How is the Jacinda Ardern model of leadership relevant for India? Evidence from four months of pandemic management indicates leadership style and influence of leaders is proving to be a key determinant of the outcome of a country’s crisis recovery efforts. And Ardern has shown it is not just the “what” but also the “how” of leadership that is important for creating a successful people’s movement. Therefore, India’s crisis leaders could apply Ardern’s leadership tools and practices in various aspects of crisis management.
Following her example, India can not only make guidelines and protocols more consistent, but also focus on consciously building in clarity and empathy in their communication. Using multiple as well as personalised channels of communication, like live social media sessions or video discussions with experts, could be useful in building faith in the policymakers’ actions.

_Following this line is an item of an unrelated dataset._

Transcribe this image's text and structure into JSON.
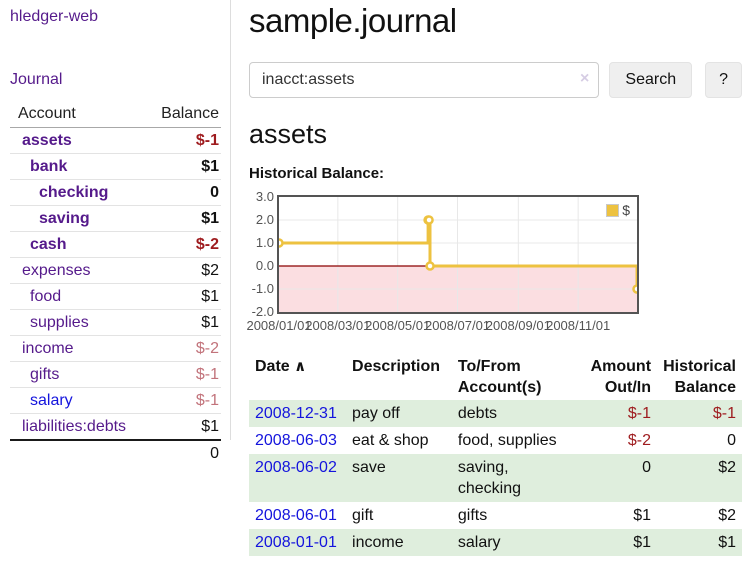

Smartly reframing the narratives to more community-building storylines might just prove to be a game-changer in persuading people to consistently adhere to precautions like wearing masks and maintaining social distancing, as well as addressing the existing stigma around the disease. In addition, diversifying crisis leadership teams by including more women would help bring in feminine traits of empathy, compassion and reassuring kindness — all things that people yearn for in times of uncertainty and fear.